Do you have a script that you use often? Give it a keyboard shortcut to save yourself trips to InDesign’s Script’s panel.
Once you get a script working the way you want it, save it to one of InDesign’s folders designated specifically for scripts. Where is that? you may ask. Here’s the trick:
If you open the Script Panel in InDesign (Window > Utilities > Scripts) you will see that there are two main divisions: Application and User.
…Script panel with folders
Inside the Application Folder there is a subfolder named Samples. (If you haven’t played with the scripts inside the Samples folder, you are missing out on some great time-saving scripts.)
If you haven’t saved a script to the user’s folder it will be empty.
You can place a script in either of the two locations. Let’s explore:
Only a person with administrative privileges can add a script to the Application folder in the Scripts panel.
All users can access a script in the Application folder to use, read and/or copy (duplicate) the script, but they cannot change the script. Only a person with administrative privileges can change the script.
Scripts in the User folder are open for use, read, and edit by the user who is currently logged into the computer. If you don’t have administrative privileges, or you simply don’t like having to type in your password just to make a simple change to a script, you may decide the User folder is the one for you.
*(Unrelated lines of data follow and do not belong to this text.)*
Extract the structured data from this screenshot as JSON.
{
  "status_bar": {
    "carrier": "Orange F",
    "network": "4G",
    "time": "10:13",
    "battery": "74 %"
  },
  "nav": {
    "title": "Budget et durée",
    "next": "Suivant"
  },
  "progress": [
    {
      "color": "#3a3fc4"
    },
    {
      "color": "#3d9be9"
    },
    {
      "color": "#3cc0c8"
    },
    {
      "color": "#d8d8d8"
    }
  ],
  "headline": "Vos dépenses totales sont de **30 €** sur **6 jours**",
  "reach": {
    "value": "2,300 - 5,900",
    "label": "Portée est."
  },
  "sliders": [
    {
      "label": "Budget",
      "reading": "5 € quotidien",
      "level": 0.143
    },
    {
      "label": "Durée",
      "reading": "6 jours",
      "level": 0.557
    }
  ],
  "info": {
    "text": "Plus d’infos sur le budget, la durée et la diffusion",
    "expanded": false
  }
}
Now that you have decided on the folder for your script, let’s put it to work with a keyboard shortcut. The steps for this will be as follows:
When you Control_Click (Right-Click) on either the Application or User folder inside the Script panel listing. you get a popup with only one option: Reveal in Finder
…Reveal in Finder
Click on the option to open the Finder’s choose window. The Scripts Panel will be selected. If in Columnar view you can see the folder path that leads to the Script folder you selected. The path to the Application is easy to trace.
…path to the Application Script Panel folder
Double-click on the highlighted Scripts Panel folder to open its list. Drag your script into the list. That’s it. Now you can double-click on its entry from inside InDesign to take advantage of all that hard work creating the script .
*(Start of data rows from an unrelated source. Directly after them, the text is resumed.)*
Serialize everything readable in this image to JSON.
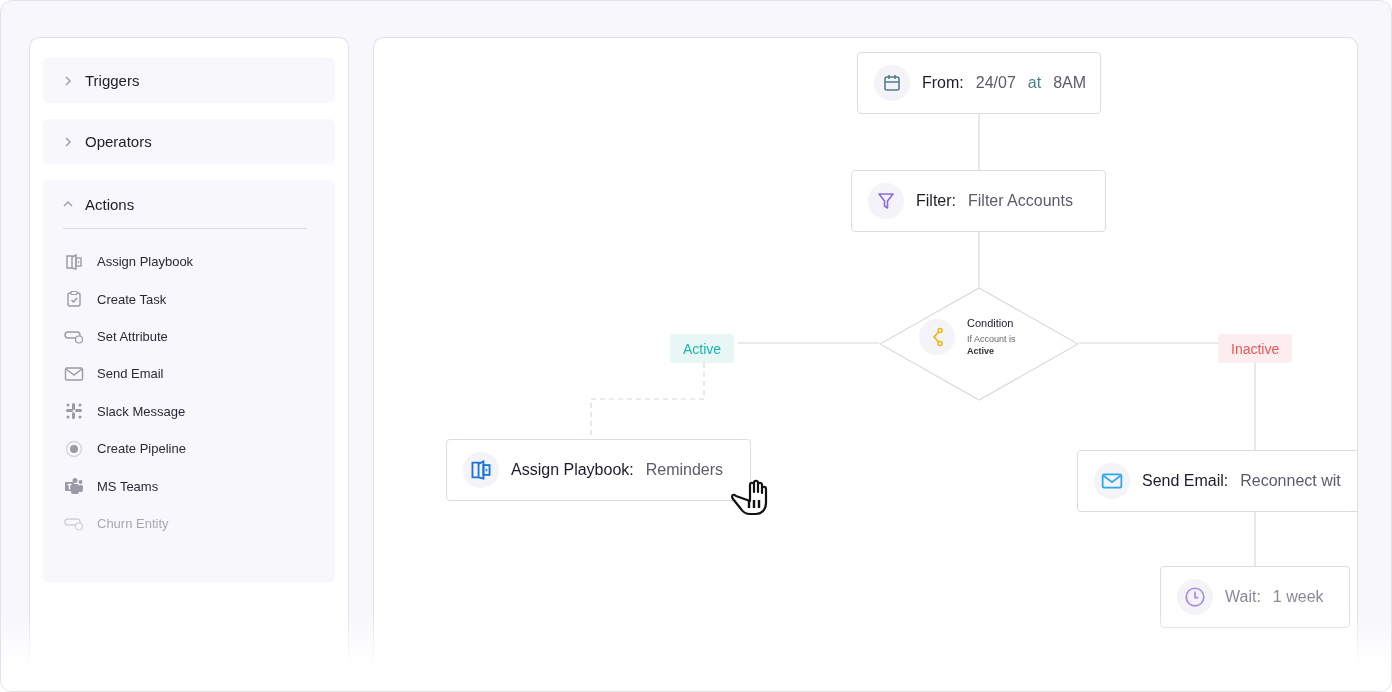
{
  "sidebar": {
    "sections": [
      {
        "label": "Triggers",
        "expanded": false
      },
      {
        "label": "Operators",
        "expanded": false
      },
      {
        "label": "Actions",
        "expanded": true,
        "items": [
          {
            "label": "Assign Playbook",
            "kind": "playbook",
            "disabled": false
          },
          {
            "label": "Create Task",
            "kind": "task",
            "disabled": false
          },
          {
            "label": "Set Attribute",
            "kind": "attribute",
            "disabled": false
          },
          {
            "label": "Send Email",
            "kind": "email",
            "disabled": false
          },
          {
            "label": "Slack Message",
            "kind": "slack",
            "disabled": false
          },
          {
            "label": "Create Pipeline",
            "kind": "pipeline",
            "disabled": false
          },
          {
            "label": "MS Teams",
            "kind": "teams",
            "disabled": false
          },
          {
            "label": "Churn Entity",
            "kind": "attribute",
            "disabled": true
          }
        ]
      }
    ]
  },
  "flow": {
    "nodes": [
      {
        "kind": "schedule",
        "title": "From:",
        "date": "24/07",
        "joiner": "at",
        "time": "8AM"
      },
      {
        "kind": "filter",
        "title": "Filter:",
        "value": "Filter Accounts"
      },
      {
        "kind": "condition",
        "title": "Condition",
        "text": "If Account is **Active**"
      },
      {
        "kind": "playbook",
        "title": "Assign Playbook:",
        "value": "Reminders"
      },
      {
        "kind": "email",
        "title": "Send Email:",
        "value": "Reconnect wit"
      },
      {
        "kind": "wait",
        "title": "Wait:",
        "value": "1 week"
      }
    ],
    "branches": [
      {
        "label": "Active",
        "color": "#20b2aa"
      },
      {
        "label": "Inactive",
        "color": "#e05a5a"
      }
    ]
  }
}
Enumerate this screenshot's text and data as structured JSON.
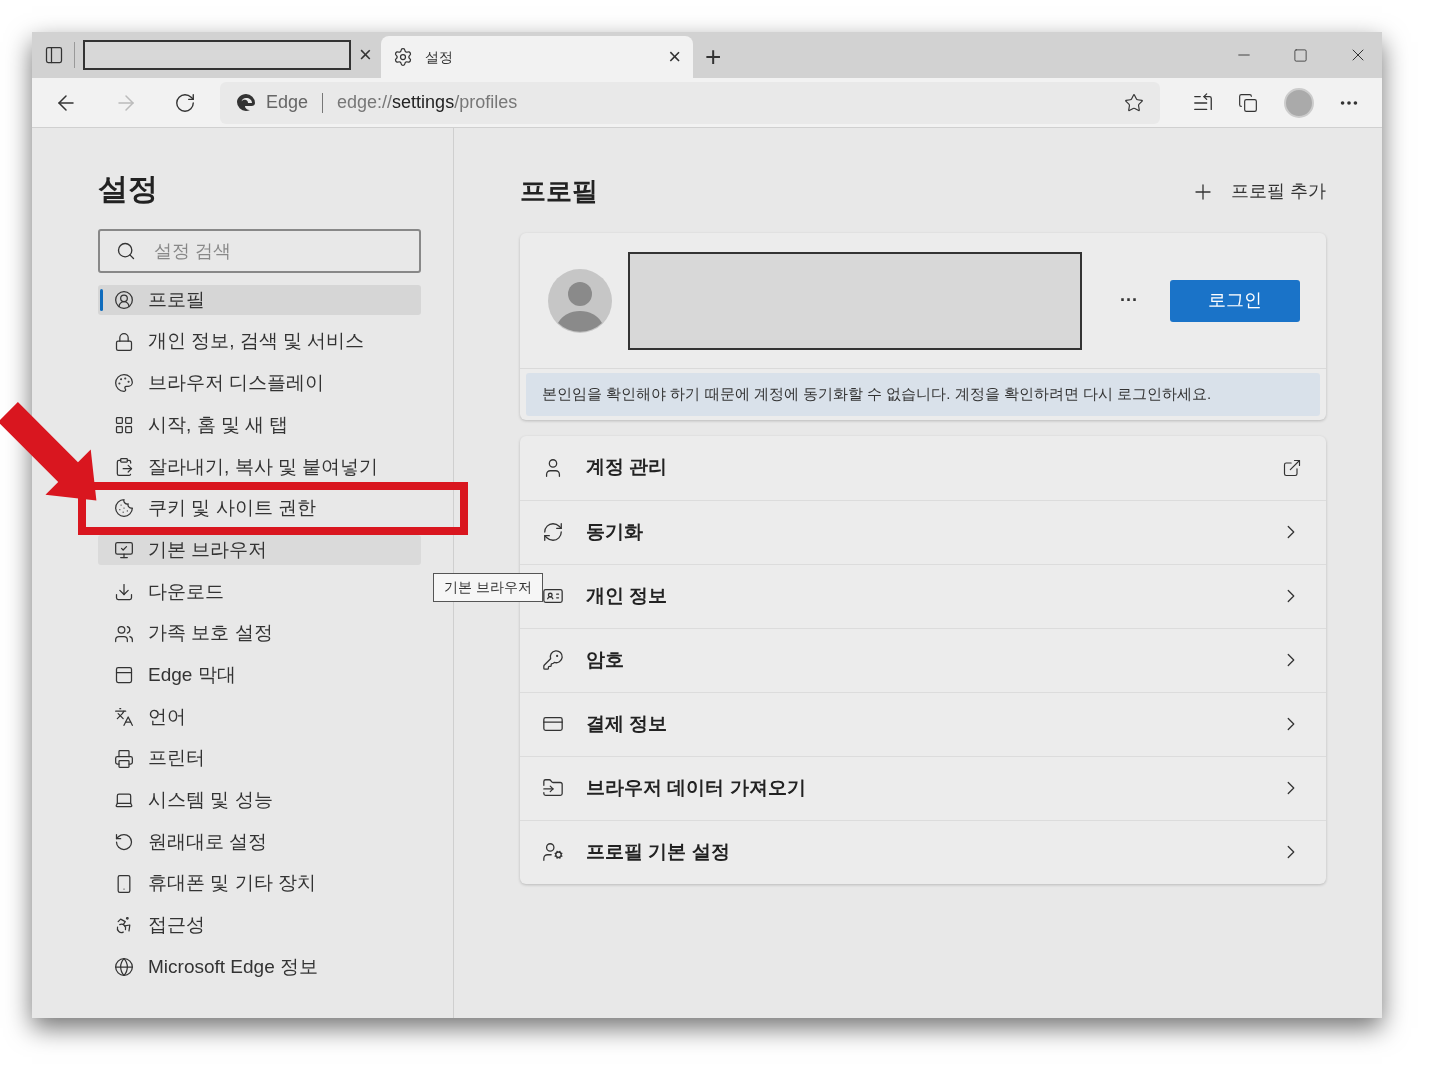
{
  "tabs": [
    {
      "redacted": true,
      "selected": false,
      "close": "×"
    },
    {
      "title": "설정",
      "redacted": false,
      "selected": true,
      "close": "×"
    }
  ],
  "new_tab": "+",
  "address_bar": {
    "site": "Edge",
    "url_parts": [
      {
        "text": "edge://",
        "emphasis": false
      },
      {
        "text": "settings",
        "emphasis": true
      },
      {
        "text": "/profiles",
        "emphasis": false
      }
    ]
  },
  "sidebar": {
    "title": "설정",
    "search": {
      "placeholder": "설정 검색"
    },
    "items": [
      {
        "label": "프로필",
        "selected": true,
        "hovered": false
      },
      {
        "label": "개인 정보, 검색 및 서비스",
        "selected": false,
        "hovered": false
      },
      {
        "label": "브라우저 디스플레이",
        "selected": false,
        "hovered": false
      },
      {
        "label": "시작, 홈 및 새 탭",
        "selected": false,
        "hovered": false
      },
      {
        "label": "잘라내기, 복사 및 붙여넣기",
        "selected": false,
        "hovered": false
      },
      {
        "label": "쿠키 및 사이트 권한",
        "selected": false,
        "hovered": false
      },
      {
        "label": "기본 브라우저",
        "selected": false,
        "hovered": true
      },
      {
        "label": "다운로드",
        "selected": false,
        "hovered": false
      },
      {
        "label": "가족 보호 설정",
        "selected": false,
        "hovered": false
      },
      {
        "label": "Edge 막대",
        "selected": false,
        "hovered": false
      },
      {
        "label": "언어",
        "selected": false,
        "hovered": false
      },
      {
        "label": "프린터",
        "selected": false,
        "hovered": false
      },
      {
        "label": "시스템 및 성능",
        "selected": false,
        "hovered": false
      },
      {
        "label": "원래대로 설정",
        "selected": false,
        "hovered": false
      },
      {
        "label": "휴대폰 및 기타 장치",
        "selected": false,
        "hovered": false
      },
      {
        "label": "접근성",
        "selected": false,
        "hovered": false
      },
      {
        "label": "Microsoft Edge 정보",
        "selected": false,
        "hovered": false
      }
    ]
  },
  "tooltip": "기본 브라우저",
  "main": {
    "title": "프로필",
    "add_profile": "프로필 추가",
    "profile_card": {
      "more": "···",
      "login_button": "로그인",
      "notice": "본인임을 확인해야 하기 때문에 계정에 동기화할 수 없습니다. 계정을 확인하려면 다시 로그인하세요."
    },
    "rows": [
      {
        "label": "계정 관리",
        "kind": "external"
      },
      {
        "label": "동기화",
        "kind": "chevron"
      },
      {
        "label": "개인 정보",
        "kind": "chevron"
      },
      {
        "label": "암호",
        "kind": "chevron"
      },
      {
        "label": "결제 정보",
        "kind": "chevron"
      },
      {
        "label": "브라우저 데이터 가져오기",
        "kind": "chevron"
      },
      {
        "label": "프로필 기본 설정",
        "kind": "chevron"
      }
    ]
  }
}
Rather than launching the script from InDesign’s Script panel, use a keyboard shortcut.
The Keyboard Shortcut dialog is opened from InDesign’s Edit menu.
…Keyboard Shortcuts dialog
…Warning appears if shortcut is already assigned
Back in InDesign, if you reopen the Scripts panel, you should see the keyboard shortcut you have assigned to the script as part of its listing.
Now that you have assigned a shortcut to the script, try it out. Make sure InDesign is frontmost. In the active document select a page item or items as needed for the script, and enter the keyboard shortcut. Pat yourself on the back thinking of all the time this little keyboard shortcut and script will save you.
In the next blog post we will look at building custom dialogs, along with an example script to make working in InDesign even more automated.
Scripts are provided for demonstration and educational purposes. No representation is made to their accuracy or completeness. Readers are advised to use the scripts at their own discretion.